Early in the forties, Miss Bray became principal of the "female department" of the Benton School at St. Louis. In 1849, during the prevalence of a fearful epidemic, the school building was converted into a hospital, and one of the patients was an Episcopal clergyman, Reverend William S. Downey, an Englishman, claiming to be of noble birth. He recovered his health, but was entirely deaf, not being able to hear the loudest sound for the remainder of his life. Miss Bray married him, and for forty years endured martyrdom, for he was of a tyrannous disposition and disagreeably eccentric.
Mrs. Downey had never told her husband of her early acquaintance with Whittier, but he found it out by a singular chance. When Reverend S. F. Smith and his wife celebrated the fiftieth anniversary of their marriage the event was mentioned in the papers, and the fact that Mrs. Smith was a schoolmate of Whittier was chronicled. Mr. Downey had heard his wife speak of being a schoolmate of the wife of the author of "America," and, putting these two circumstances together, he concluded that his wife must also have known the Quaker poet in his youth. He said nothing to her about this, however, but wrote a letter to Whittier himself, and sent with it a tract he had written in severe denunciation of Colonel Robert G. Ingersoll. As a postscript to this letter he asked: "Did you ever know Evelina Bray?" Whittier at once replied, acknowledging the receipt of the tract, and making this characteristic comment upon it:
"It occurs to me to say, however, that in thy tract thee has hardly charity enough for that unfortunate man, Ingersoll, who, it seems to me, is much to be pitied for his darkness of unbelief. We must remember that one of the great causes of infidelity is the worldliness, selfishness, and evil dealing of professed Christians. An awful weight of responsibility rests upon the Christian church in this respect."

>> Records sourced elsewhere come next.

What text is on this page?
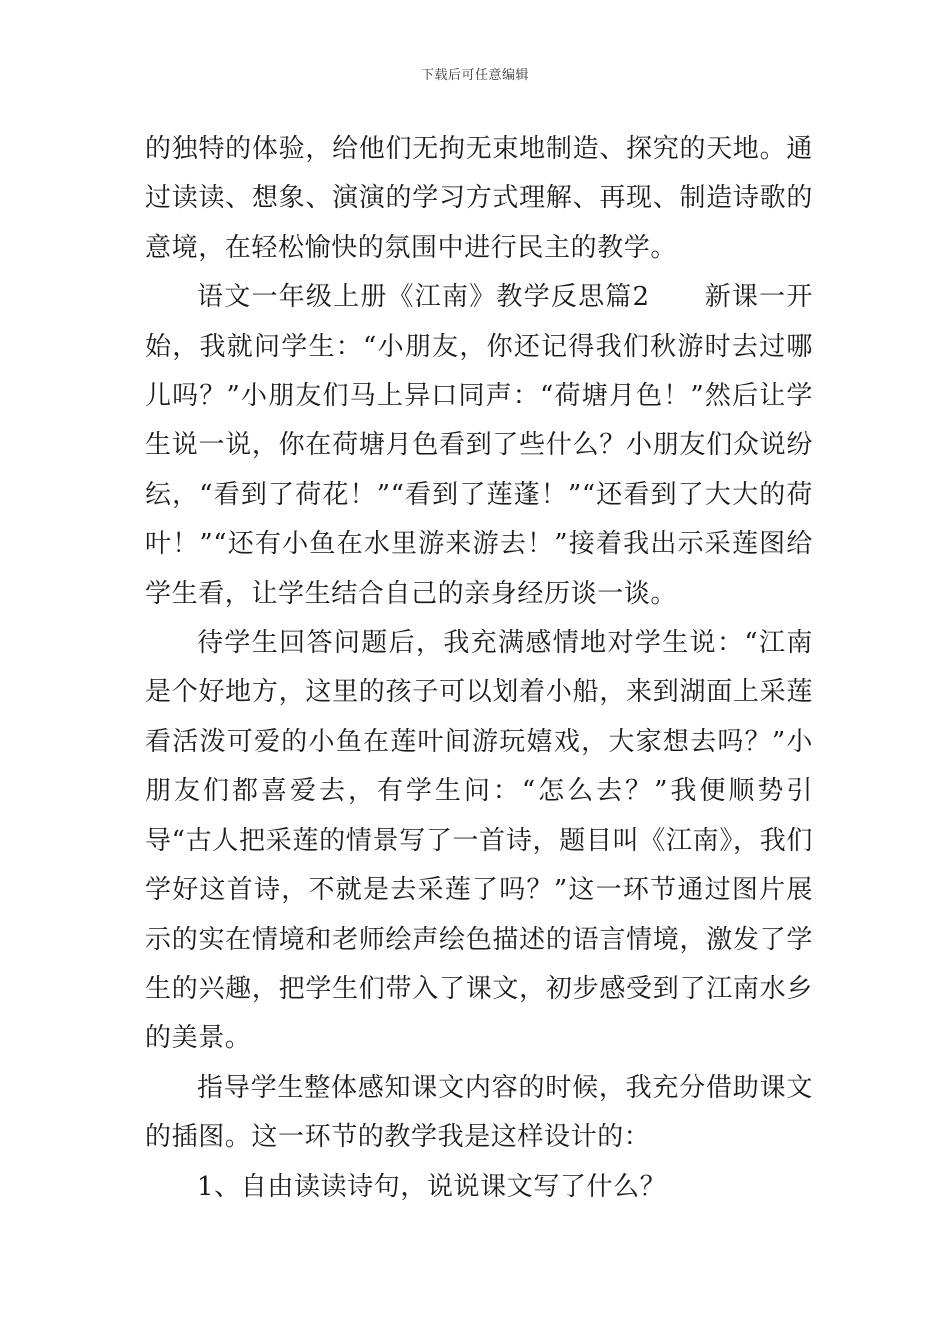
下载后可任意编辑

的独特的体验，给他们无拘无束地制造、探究的天地。通过读读、想象、演演的学习方式理解、再现、制造诗歌的意境，在轻松愉快的氛围中进行民主的教学。

语文一年级上册《江南》教学反思篇2　　新课一开始，我就问学生：“小朋友，你还记得我们秋游时去过哪儿吗？”小朋友们马上异口同声：“荷塘月色！”然后让学生说一说，你在荷塘月色看到了些什么？小朋友们众说纷纭，“看到了荷花！”“看到了莲蓬！”“还看到了大大的荷叶！”“还有小鱼在水里游来游去！”接着我出示采莲图给学生看，让学生结合自己的亲身经历谈一谈。

待学生回答问题后，我充满感情地对学生说：“江南是个好地方，这里的孩子可以划着小船，来到湖面上采莲看活泼可爱的小鱼在莲叶间游玩嬉戏，大家想去吗？”小朋友们都喜爱去，有学生问：“怎么去？”我便顺势引导“古人把采莲的情景写了一首诗，题目叫《江南》，我们学好这首诗，不就是去采莲了吗？”这一环节通过图片展示的实在情境和老师绘声绘色描述的语言情境，激发了学生的兴趣，把学生们带入了课文，初步感受到了江南水乡的美景。

指导学生整体感知课文内容的时候，我充分借助课文的插图。这一环节的教学我是这样设计的：

1、自由读读诗句，说说课文写了什么？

And to this letter Whittier added as a postscript: "Can you give me the address of Evelina Bray?" Mr. Downey at once wrote that he was her husband, told of his service of the Master, and indirectly begged for assistance in his work of spreading the gospel. At this time he was an evangelist of the Baptist church, having some time since abandoned the mother faith. And, though he was not reduced to poverty, he accepted alms, as if poor, thus trying sorely the proud spirit of his wife. So it was not an unwonted request.
Of course, the poet had no sympathy with the work of attack Mr. Downey was evidently engaged in. But he feared the girl friend of his youth might be in destitute circumstances, and, for her sake, he made a liberal remittance. All this the miserable husband tried to keep from his wife, who he knew would at once return the money, but she came upon the fact of the remittance by finding Whittier's letter in her husband's pocket.